Opinion by
Mr. Chief Justice Brown,When R. J. Kirby died, in December, 1900, he was indebted to Edgar Kirby, the plaintiff below and appellee, in the sum of $1,300, on a note dated April 13, 1896. He died intestate, leaving to survive him a widow and one son, the appellants, to whom there passed, subject to the payment of his debts, whatever estate he possessed. Shortly after his death the appellee notified the appellants that he wanted them to pay the note which he held against the decedent, or he would be compelled to enter suit against the estate. The verdict of the jury conclusively established the fact that they agreed to pay him the amount due on his note, if he would not bring suit upon it. They paid him the interest on it for eight years after their promise to pay him the principal in consideration of his agreement not to bring suit against the estate, and, after their repudiation of their agreement, when the interest for the ninth year was due, this action was brought against them, in which the appellee recovered a verdict for the full amount of his claim.

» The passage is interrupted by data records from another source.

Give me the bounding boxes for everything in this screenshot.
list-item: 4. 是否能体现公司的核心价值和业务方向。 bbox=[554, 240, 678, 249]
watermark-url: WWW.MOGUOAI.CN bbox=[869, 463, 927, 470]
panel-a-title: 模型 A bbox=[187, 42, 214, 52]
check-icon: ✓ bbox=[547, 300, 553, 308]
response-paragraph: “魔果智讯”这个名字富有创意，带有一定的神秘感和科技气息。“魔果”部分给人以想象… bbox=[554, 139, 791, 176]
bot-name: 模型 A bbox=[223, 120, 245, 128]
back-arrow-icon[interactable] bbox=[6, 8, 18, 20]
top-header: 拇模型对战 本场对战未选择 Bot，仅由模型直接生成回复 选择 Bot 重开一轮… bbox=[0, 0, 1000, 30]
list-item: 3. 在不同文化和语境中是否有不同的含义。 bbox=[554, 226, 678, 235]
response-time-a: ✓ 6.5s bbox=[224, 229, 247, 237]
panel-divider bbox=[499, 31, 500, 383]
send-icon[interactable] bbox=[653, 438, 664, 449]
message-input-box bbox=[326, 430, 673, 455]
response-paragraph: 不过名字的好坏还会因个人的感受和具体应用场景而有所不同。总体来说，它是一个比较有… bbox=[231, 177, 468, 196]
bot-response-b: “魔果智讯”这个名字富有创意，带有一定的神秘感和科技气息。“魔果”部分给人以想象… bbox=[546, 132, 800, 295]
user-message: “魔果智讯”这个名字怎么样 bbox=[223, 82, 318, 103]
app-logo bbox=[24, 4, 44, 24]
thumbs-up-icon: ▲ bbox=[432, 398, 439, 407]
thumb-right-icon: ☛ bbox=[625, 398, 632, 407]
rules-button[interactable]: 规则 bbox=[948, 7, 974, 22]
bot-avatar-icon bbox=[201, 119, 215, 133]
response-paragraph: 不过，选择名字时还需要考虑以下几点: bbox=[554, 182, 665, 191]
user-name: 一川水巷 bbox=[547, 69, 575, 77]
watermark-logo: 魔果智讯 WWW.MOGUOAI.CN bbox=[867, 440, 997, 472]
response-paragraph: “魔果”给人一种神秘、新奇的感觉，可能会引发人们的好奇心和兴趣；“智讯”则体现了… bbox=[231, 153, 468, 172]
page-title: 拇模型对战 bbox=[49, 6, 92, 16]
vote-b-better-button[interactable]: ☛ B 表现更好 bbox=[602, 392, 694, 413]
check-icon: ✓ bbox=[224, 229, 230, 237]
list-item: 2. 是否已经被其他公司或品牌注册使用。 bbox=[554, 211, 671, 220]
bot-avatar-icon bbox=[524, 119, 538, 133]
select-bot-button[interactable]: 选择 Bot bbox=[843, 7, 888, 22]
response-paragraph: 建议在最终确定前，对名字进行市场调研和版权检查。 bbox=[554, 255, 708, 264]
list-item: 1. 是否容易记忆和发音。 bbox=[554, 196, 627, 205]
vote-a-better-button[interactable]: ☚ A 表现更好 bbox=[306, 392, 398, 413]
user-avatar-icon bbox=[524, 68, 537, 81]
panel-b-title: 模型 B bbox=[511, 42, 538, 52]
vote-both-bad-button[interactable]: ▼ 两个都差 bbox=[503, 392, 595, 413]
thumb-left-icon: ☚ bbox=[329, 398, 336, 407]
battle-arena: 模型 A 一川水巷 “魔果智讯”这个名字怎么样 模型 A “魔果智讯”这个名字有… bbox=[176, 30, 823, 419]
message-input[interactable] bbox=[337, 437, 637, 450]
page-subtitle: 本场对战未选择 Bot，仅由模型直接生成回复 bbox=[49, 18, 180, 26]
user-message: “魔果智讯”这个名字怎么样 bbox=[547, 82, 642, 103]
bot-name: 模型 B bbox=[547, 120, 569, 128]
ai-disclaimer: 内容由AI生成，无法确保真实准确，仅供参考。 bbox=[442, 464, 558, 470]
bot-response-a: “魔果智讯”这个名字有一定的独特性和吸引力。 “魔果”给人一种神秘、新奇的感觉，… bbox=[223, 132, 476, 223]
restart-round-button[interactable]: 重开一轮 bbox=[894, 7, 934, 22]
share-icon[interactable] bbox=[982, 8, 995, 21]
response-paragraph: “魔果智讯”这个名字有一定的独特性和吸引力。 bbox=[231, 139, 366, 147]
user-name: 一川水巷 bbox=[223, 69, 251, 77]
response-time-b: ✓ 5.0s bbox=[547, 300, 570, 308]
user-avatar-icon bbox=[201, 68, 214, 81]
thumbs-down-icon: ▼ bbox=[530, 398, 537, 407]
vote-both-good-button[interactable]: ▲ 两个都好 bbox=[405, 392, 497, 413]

*119The fundamental contention of the appellants is: that they are not bound by the agreement which the jury found they had made with the appellee, because it was not in writing, and they invoke the Act of April 26, 1855, P. L. 308, in support of their appeal. Their complaint is not of any error committed by the trial judge in rulings on offers of evidence, but solely of his instructions to the jury and of his refusal to direct a verdict in their favor, followed by a denial of their motion for judgment non obstante veredicto. The court was so clearly correct in submitting the casé to the jury that but little need be said in overruling the assignments of error and affirming the judgment.
Robert J. Kirby, the decedent, left some estate, and upon it his son, one of the appellants, administered. According to his testimony and that of his mother, 'it may have been very small, but, whatever it amounted to, it passed to them, subject to the payment of debts. The appellee testified that if he had entered suit against the estate, he might have been able to collect his money. Be this as it may, the appellants, as the widow and son of the decedent, were interested in keeping whatever estate he left, and, in making their agreement with the appellee* to pay him, if he would forbear bringing suit against the estate, they had an interest of their own in the transaction, and their promise to him was to subserve a purpose of their- own. This is toó clear for further discussion, and their promise is not, therefore, within the statute of frauds: Nugent v. Wolfe, 111 Pa. 471; Elkin v. Timlin, 151 Pa. 491; Bailey v. Marshall, 174 Pa. 602. In the first of these cases, in construing the statute, we said: “It is difficult, if not impossible, to formulate a rule by which to determine in every case whether a promise relating to the debt or liability of a third person is or is not within the statute; but, as a general rule, when the leading object of the promise or agreement is to become guarantor or surety to the promisee, for a debt for which a third party is and *120continues to be primarily liable, the agreement, whether made before or after, or at the time with the promise of the principal, is within the statute, and not binding unless evidenced by writing. On the other hand, when the leading object of the promisor is to subserve some interest or purpose of his own, notwithstanding the effect is to pay or discharge the debt of another, his promise is not within the statute.” In reliance upon the promise of the appellants to pay him the full amount due on the note which he held against Robert J. Kirby, the appellee took no steps to collect it from the latter’s estate, but, on the contrary, in effect, released the estate from all liability to him. The assignments of error are overruled and the judgment is affirmed.